Forse per la sua esperienza alle sofferenze, forse per il suo destino, San Giuseppe si salva e viene espulso da Costantinopoli. La leggenda dice che un angelo è sceso per salvarlo e guarirlo dalle ferite.

Torna in Italia ancora più convinto del ruolo dei monaci nel supporto alle anime e ai corpi dei bisognosi e inizia una intensa attività di predicazione in tutta l’Italia Centrale. Girando e parlando con tutti si rende conto di cosa realmente occorre alle persone e si dedica alla promozione dei Monti Frumentari.

Grazie alla sua attività nascono confraternite con il suo nome in tutta la zona e quando muore ad Amatrice, il 4 febbraio 1612, il suo corpo viene sottoposto ad una particolare imbalsamazione. Ognuno voleva un pezzettino del suo corpo come reliquia perché erano certi che sarebbe stato santificato.

Pochi anni dopo, approfittando di un terremoto, il suo corpo viene portato a Leonessa in un santuario a lui dedicato e viene poi proclamato santo da Benedetto XIV nel 1746.

Ma cosa sono i Monti Frumentari?

Sono una forma di supporto che oggi potremo definire come l’anticipatrice del micro-credito. Una sorta di banca dei semi che dava le sementi ai contadini in difficoltà che altrimenti non avrebbero potuto coltivare i campi.

Alcune volte la povertà spingeva i contadini a mangiare anche il grano e l’orzo che dovevano destinare alla piantumazione l’anno successivo. Ma se non si semina non si raccoglie ed il problema della povertà diventa impossibile da risolvere e spesso le persone diventavano vittima dell’usura.

Così i monaci si impegnavano in vari modi: i francescani nel Monte di Pietà e San Giuseppe nel Monti Frumentari.

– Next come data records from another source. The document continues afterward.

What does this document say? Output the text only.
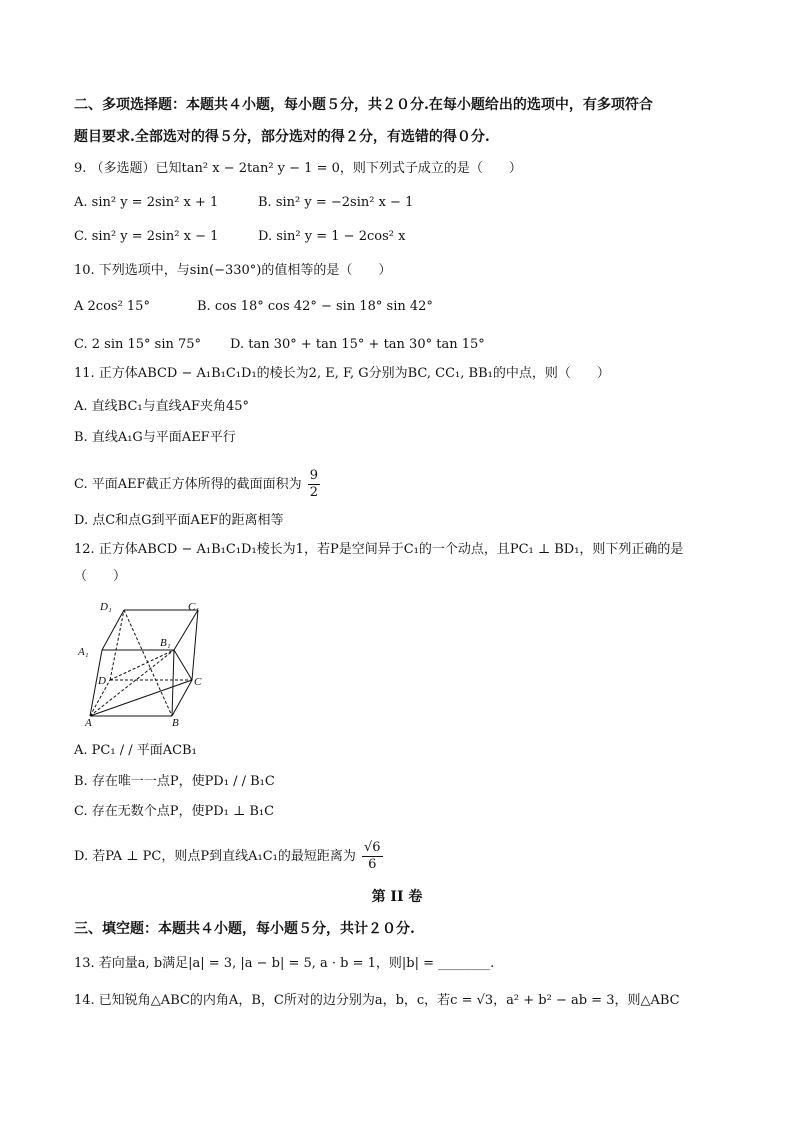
二、多项选择题：本题共４小题，每小题５分，共２０分.在每小题给出的选项中，有多项符合
题目要求.全部选对的得５分，部分选对的得２分，有选错的得０分.
9. （多选题）已知tan² x − 2tan² y − 1 = 0，则下列式子成立的是（　　）
A. sin² y = 2sin² x + 1	B. sin² y = −2sin² x − 1
C. sin² y = 2sin² x − 1	D. sin² y = 1 − 2cos² x
10. 下列选项中，与sin(−330°)的值相等的是（　　）
A 2cos² 15°	B. cos 18° cos 42° − sin 18° sin 42°
C. 2 sin 15° sin 75° D. tan 30° + tan 15° + tan 30° tan 15°
11. 正方体ABCD − A₁B₁C₁D₁的棱长为2, E, F, G分别为BC, CC₁, BB₁的中点，则（　　）
A. 直线BC₁与直线AF夹角45°
B. 直线A₁G与平面AEF平行
C. 平面AEF截正方体所得的截面面积为 $\frac{9}{2}$
D. 点C和点G到平面AEF的距离相等
12. 正方体ABCD − A₁B₁C₁D₁棱长为1，若P是空间异于C₁的一个动点，且PC₁ ⊥ BD₁，则下列正确的是
（　　）
D₁	C₁
A₁
B₁
D	C
A	B
A. PC₁ / / 平面ACB₁
B. 存在唯一一点P，使PD₁ / / B₁C
C. 存在无数个点P，使PD₁ ⊥ B₁C
D. 若PA ⊥ PC，则点P到直线A₁C₁的最短距离为 $\frac{√6}{6}$
第 II 卷
三、填空题：本题共４小题，每小题５分，共计２０分.
13. 若向量a, b满足|a| = 3, |a − b| = 5, a · b = 1，则|b| = ________.
14. 已知锐角△ABC的内角A，B，C所对的边分别为a，b，c，若c = √3，a² + b² − ab = 3，则△ABC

Proprio come dice il proverbio cinese di non regalare il pesce ma la canna da pesca e di insegnare a pescare, San Giuseppe da Leonessa si è prodigato nella promozione della coltivazione dei campi.

I primi monti frumentari nascono nel XV secolo e quello di Rieti nasce nel 1488 e i contadini partecipano alla loro creazione donando alcune giornate di lavoro e di semi. Quando si verificava una eccedenza di semi, poi, questi venivano venduti per creare dei Monti Pecuniari che prestavano soldi a bassi interessi (5%) agli agricoltori.

I Monti Frumentari si diffusero molto grazie al cardinale Orsini, arcivescovo di Benevento che venne poi eletto papa con il nome di Benedetto XIII e ordinò a tutti i vescovi dell’Italia centro meridionale di facilitare la nascita dei Mondi Frumentari.

Dopo un periodo di declino, i Monti Frumentari vengono riattivati da Francesco I Borbone nel 1826 e al momento dell’unità d’Italia ne esistevano oltre 1.000 nel Regno delle Due Sicilie. Vennero Aboliti dai Sabaudi.